🤖 AI Summary
This study addresses the low utilization of modern GPU computing resources by systematically evaluating the performance, energy efficiency, and resource isolation characteristics of NVIDIA’s Multi-Process Service (MPS) and Multi-Instance GPU (MIG) technologies under concurrent application workloads. The experiments reveal a critical trade-off between MPS’s scheduling flexibility and MIG’s hardware-level isolation: MPS can improve performance by up to 30% and reduce energy consumption by approximately 20% in the absence of memory contention, yet suffers a 30% performance degradation under contention; MIG effectively mitigates resource contention but is constrained by its rigid configuration options and higher overhead.
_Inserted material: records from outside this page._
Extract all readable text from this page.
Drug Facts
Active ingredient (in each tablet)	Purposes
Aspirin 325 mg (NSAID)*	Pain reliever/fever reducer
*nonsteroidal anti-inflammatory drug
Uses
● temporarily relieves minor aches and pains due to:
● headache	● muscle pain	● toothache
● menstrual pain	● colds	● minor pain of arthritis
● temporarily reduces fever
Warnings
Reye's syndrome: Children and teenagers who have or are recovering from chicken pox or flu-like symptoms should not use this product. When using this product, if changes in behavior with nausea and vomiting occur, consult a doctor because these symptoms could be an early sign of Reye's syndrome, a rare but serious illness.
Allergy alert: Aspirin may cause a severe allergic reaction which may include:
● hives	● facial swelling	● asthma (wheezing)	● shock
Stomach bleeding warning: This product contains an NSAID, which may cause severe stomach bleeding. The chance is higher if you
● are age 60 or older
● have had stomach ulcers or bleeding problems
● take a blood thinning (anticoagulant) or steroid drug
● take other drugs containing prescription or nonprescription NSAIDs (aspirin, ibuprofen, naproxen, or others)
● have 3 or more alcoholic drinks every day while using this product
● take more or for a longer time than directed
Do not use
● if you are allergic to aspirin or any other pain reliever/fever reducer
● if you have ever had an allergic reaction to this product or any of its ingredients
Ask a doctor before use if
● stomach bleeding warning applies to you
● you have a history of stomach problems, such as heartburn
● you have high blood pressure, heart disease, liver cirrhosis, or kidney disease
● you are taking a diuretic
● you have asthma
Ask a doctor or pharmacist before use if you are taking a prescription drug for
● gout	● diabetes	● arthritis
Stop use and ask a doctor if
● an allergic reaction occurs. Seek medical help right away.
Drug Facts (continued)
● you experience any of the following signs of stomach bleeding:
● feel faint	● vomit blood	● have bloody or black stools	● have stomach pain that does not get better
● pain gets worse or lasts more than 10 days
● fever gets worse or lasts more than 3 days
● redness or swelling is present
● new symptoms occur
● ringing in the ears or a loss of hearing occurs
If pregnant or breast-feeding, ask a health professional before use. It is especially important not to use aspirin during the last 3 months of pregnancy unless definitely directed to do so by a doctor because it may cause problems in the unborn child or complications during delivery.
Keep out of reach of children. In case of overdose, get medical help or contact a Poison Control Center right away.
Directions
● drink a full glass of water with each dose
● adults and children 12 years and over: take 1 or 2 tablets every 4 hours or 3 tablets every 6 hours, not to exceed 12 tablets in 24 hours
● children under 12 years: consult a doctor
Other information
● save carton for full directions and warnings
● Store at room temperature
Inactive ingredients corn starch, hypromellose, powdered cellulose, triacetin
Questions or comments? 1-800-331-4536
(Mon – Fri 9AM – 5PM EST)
These findings provide empirical foundations for optimizing GPU co-execution strategies driven by application-specific workload characteristics.
📝 Abstract
To mitigate the increasingly common underutilization of computational resources in modern GPUs, spatial sharing methods enable multiple applications to use them simultaneously. This work presents a comprehensive evaluation of NVIDIA's primary technologies to achieve that goal: Multi-Process Service (MPS) and Multi-Instance GPU (MIG). Our findings reveal a crucial trade-off between MPS's flexibility and MIG's isolation, and provide many key insights for improving the co-execution strategy according to job profiles. In the most favorable scenarios, MPS improves performance by up to 30% and reduces energy by about 20%, using its provisioning option to avoid resource monopolization. However, under memory contention, it suffers severe degradation, worsening performance by around 30%. Conversely, MIG's full hardware isolation resolves memory contention, leading to more consistent improvements, but these gains are tempered by higher overhead, and its rigid scheme can degrade performance in certain cases.